El proceso lo vincula, junto al exdirector del Instituto Nacional de Tránsito y Transporte Terrestre (Intrant), Hugo Beras, a presuntos delitos de estafa contra el Estado, lavado de activos, terrorismo y sabotaje de infraestructuras críticas.
La audiencia es presidida por la magistrada Yanibet Rivas, en un caso que ha experimentado varios aplazamientos desde su presentación y que gira en torno a contratos superiores a RD$1,317 millones destinados a la modernización de la red semafórica del Gran Santo Domingo.
Durante su intervención, Gómez intentó desmontar la acusación de estafa con un argumento basado en la relación entre inversión y pagos recibidos. Aseguró que tanto él como sus socios invirtieron más de RD$1,100 millones en la adquisición de equipos e instalación del sistema, mientras que los pagos del Estado ascendieron a unos RD$263 millones.
“Esto es simple matemática. 263 millones de pesos es menor a 1,100 millones. No es posible otro resultado”, expresó al rechazar los señalamientos en su contra.
El imputado sostuvo que la inversión fue asumida completamente por el sector privado, incluyendo personal, tecnología, infraestructura y equipos, y afirmó que esta realidad fue reconocida por las propias autoridades. Indicó además que posee el 50 % de participación en la estructura societaria del proyecto, mientras que el resto corresponde a otros socios, y que no gestionaba directamente las operaciones financieras.
En relación con el colapso de la red semafórica ocurrido en agosto de 2024 —que provocó un caos vial en importantes vías del Gran Santo Domingo—, Gómez atribuyó la situación a decisiones de las autoridades, quienes, según dijo, intentaron intervenir el sistema sin contar con el conocimiento técnico necesario ni aceptar la colaboración de su equipo.
Afirmó que él y su personal trabajaron de forma continua durante la emergencia, manteniendo comunicación hasta las 4:00 de la madrugada para evitar mayores consecuencias.
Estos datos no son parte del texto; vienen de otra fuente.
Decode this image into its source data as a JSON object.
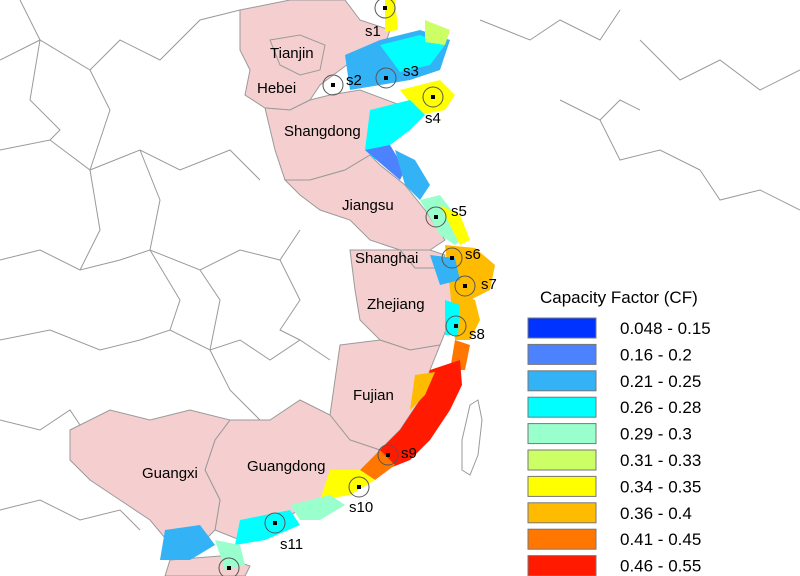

Explicó que la falla se produjo tras la desconexión de nodos de comunicación de un sistema centralizado, acción que, aseguró, se realizó pese a advertencias previas.
Asimismo, calificó de inconsistentes las acusaciones del Ministerio Público sobre presuntos actos de sabotaje.
Como parte de su defensa, cuestionó el informe técnico que sustenta la acusación, elaborado por el propio Intrant, institución que figura simultáneamente como víctima, querellante y actor civil en el proceso. Gómez puso en duda la imparcialidad del documento y señaló que fue firmado por personas que, según alegó, han emitido críticas públicas en su contra en redes sociales.
A pesar del proceso judicial, el empresario afirmó que el servicio nunca fue interrumpido y reveló que el Estado dominicano mantiene una deuda superior a RD$700 millones por concepto del contrato. Explicó que continuaron operando para evitar la paralización de un servicio público esencial, dado que el Estado era su único cliente.
En cuanto a las acusaciones de lavado de activos, sostuvo que las autoridades conocían los montos percibidos por la empresa y continuaron realizando pagos incluso después de iniciada la investigación. Añadió que las compañías involucradas cumplieron con sus obligaciones fiscales.
Gómez también denunció la inmovilización de bienes familiares como parte del proceso, incluyendo propiedades adquiridas años antes de los hechos investigados y que, según afirmó, no guardan relación con el caso. Entre estas mencionó un terreno en Jarabacoa adquirido mediante financiamiento bancario.
Finalmente, recordó que en octubre de 2025 el Ministerio Público ejecutó la incautación preventiva de su residencia en la torre Lo Global, en Santo Domingo, medida que su defensa ha calificado de ilegal.